Enésimo trasunto fílmico del opus cervantino, El caballero
Don Quijote (2002), no por haberse hecho cien años después de la primera
versión a la pantalla del clásico de las letras españolas e integrar una
dilatada historia de adaptaciones cinematográficas sobre la cual sobrevuelan
los reverenciables nombres de Meliés, Welles y Pabst, huele a rancio o sabe a
viejo. Manuel Gutiérrez Aragón, todo lo contrario, compone un filme vivo y
coleante, de visos contemporáneos, lleno de humor, enemigo de los estereotipos
y -no faltaba más tratándose del Quijote y tratándose de Gutiérrez Aragón-
simbióticamente alimentado de lo real y lo imaginario.

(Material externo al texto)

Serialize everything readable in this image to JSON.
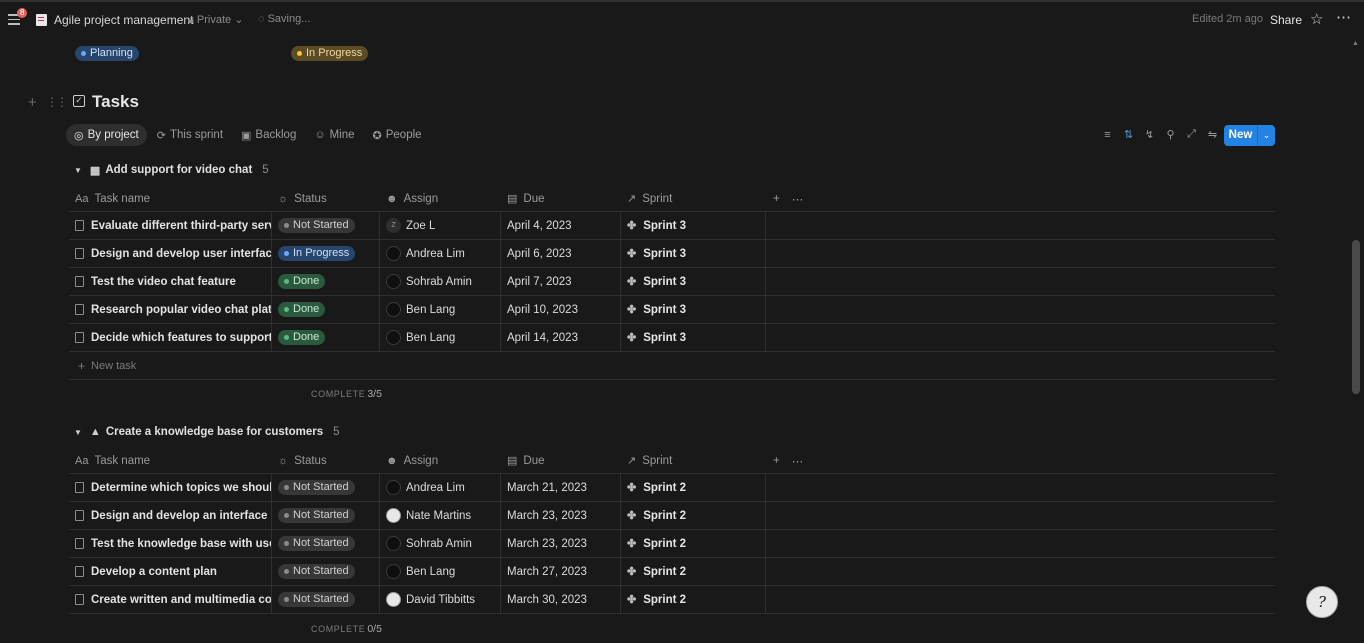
{
  "topbar": {
    "notif_count": "8",
    "title": "Agile project management",
    "privacy": "Private",
    "saving": "Saving...",
    "edited": "Edited 2m ago",
    "share": "Share"
  },
  "pills": {
    "planning": "Planning",
    "in_progress": "In Progress"
  },
  "heading": {
    "title": "Tasks"
  },
  "tabs": [
    {
      "label": "By project",
      "icon": "target-icon",
      "active": true
    },
    {
      "label": "This sprint",
      "icon": "refresh-icon"
    },
    {
      "label": "Backlog",
      "icon": "archive-icon"
    },
    {
      "label": "Mine",
      "icon": "user-icon"
    },
    {
      "label": "People",
      "icon": "people-icon"
    }
  ],
  "toolbar": {
    "new_label": "New",
    "accent": "#2383e2"
  },
  "columns": {
    "task": "Task name",
    "status": "Status",
    "assign": "Assign",
    "due": "Due",
    "sprint": "Sprint"
  },
  "groups": [
    {
      "title": "Add support for video chat",
      "count": "5",
      "complete_label": "COMPLETE",
      "complete_value": "3/5",
      "new_task": "New task",
      "rows": [
        {
          "task": "Evaluate different third-party services",
          "status": "Not Started",
          "assign": "Zoe L",
          "due": "April 4, 2023",
          "sprint": "Sprint 3"
        },
        {
          "task": "Design and develop user interface",
          "status": "In Progress",
          "assign": "Andrea Lim",
          "due": "April 6, 2023",
          "sprint": "Sprint 3"
        },
        {
          "task": "Test the video chat feature",
          "status": "Done",
          "assign": "Sohrab Amin",
          "due": "April 7, 2023",
          "sprint": "Sprint 3"
        },
        {
          "task": "Research popular video chat platforms",
          "status": "Done",
          "assign": "Ben Lang",
          "due": "April 10, 2023",
          "sprint": "Sprint 3"
        },
        {
          "task": "Decide which features to support",
          "status": "Done",
          "assign": "Ben Lang",
          "due": "April 14, 2023",
          "sprint": "Sprint 3"
        }
      ]
    },
    {
      "title": "Create a knowledge base for customers",
      "count": "5",
      "complete_label": "COMPLETE",
      "complete_value": "0/5",
      "rows": [
        {
          "task": "Determine which topics we should cover",
          "status": "Not Started",
          "assign": "Andrea Lim",
          "due": "March 21, 2023",
          "sprint": "Sprint 2"
        },
        {
          "task": "Design and develop an interface",
          "status": "Not Started",
          "assign": "Nate Martins",
          "due": "March 23, 2023",
          "sprint": "Sprint 2"
        },
        {
          "task": "Test the knowledge base with users",
          "status": "Not Started",
          "assign": "Sohrab Amin",
          "due": "March 23, 2023",
          "sprint": "Sprint 2"
        },
        {
          "task": "Develop a content plan",
          "status": "Not Started",
          "assign": "Ben Lang",
          "due": "March 27, 2023",
          "sprint": "Sprint 2"
        },
        {
          "task": "Create written and multimedia content",
          "status": "Not Started",
          "assign": "David Tibbitts",
          "due": "March 30, 2023",
          "sprint": "Sprint 2"
        }
      ]
    }
  ]
}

Ya el realizador cántabro (creador de películas
fundacionales del período post-franquista de la guisa de Camada negra, 1977; Demonios
en el jardín, 1982 y La mitad del cielo, Concha de Oro en San
Sebastián ´86, aunque también de fiascos como Visionarios, 2001 y bodrios de marca mayor a la manera de Cosas que dejé en La Habana,
1997 o Una rosa de Francia, 2005) se
había acercado al mito-personaje-ícono creado por el Manco de Lepanto en la
conocida serie televisiva de 1991 estelarizada por Fernando Rey. Pero este
largometraje de once años después poco tiene que ver con lo entonces contado;
lo primero que hace el director español es olvidarse de la parte inicial del
monumento literario y centrarse en las postrimerías del segundo libro, justo
cuando Alonso Quijano arrostra la etapa de senectud que de modo inexorable lo
acerca a la muerte, mas, pura paradoja, lo conduce de la locura a la cordura en
viaje de revés.
En tal período enmarca las andanzas del hidalgo supremo y
más grande chiflado de la especie, encarnado por un Juan Luis Galiardo en
estado de gracia que moja, remoja y empapa de sensibilidad, humanidad, gracia a
ese soñador romántico en fase crepuscular. Con el Quijote del finado Galiardo
reímos sí, pero lloramos más; su personaje habla tanto del fin de las épocas,
de la agonía humana, del pase de cuenta de los tiempos a la inocencia como diez
tratados sobre el tema. Mediante este Quijote menos enjuto, con una sombra
ahora más ancha que la de su lanza, Gutiérrez Aragón comienza a desmarcarse en
su relato -que trenza maravillosas secuencias sobre la integración emocional de
los dos personajes centrales- de la inveterada iconografía decimonónica
doreniana, algo ya completado abiertamente por el cuerpo y la vía de su Sancho
(rotunda encarnación también ésta la de Carlos Iglesias), mucho menos gordito y
tampoco tan bajito como nuestro eterno Panza imaginado.
Si la por momentos marcada teatralidad de la puesta en
escena no atacase uno de los flancos expresivos de la representación fílmica,
estuviéramos ante una gran obra cinematográfica. La cual si bien a ello no
llega tampoco mucho le falta, pues amén de la organicidad narrativa y la
grandeza dables en la fotografía de José Luis Alcaine o la música de José
Nieto, las deslumbrantes composiciones de Galiardo e Iglesias, se respira,
advierte, suda aquí el aliento, el regusto en lo irónico, la clase de las
piezas cimeras. Gutiérrez Aragón ha revivificado la pantalla histórica sin
necesidad de extemporáneos ejercicios de excavación arqueológica. A través de
su narración moderna, ágil, vivaz, construye esta atrayente aproximación a
tamaño y seminal paradigma del tesón, la fantasía y la voluntad humanos. El
manchego eterno sigue eternizándose.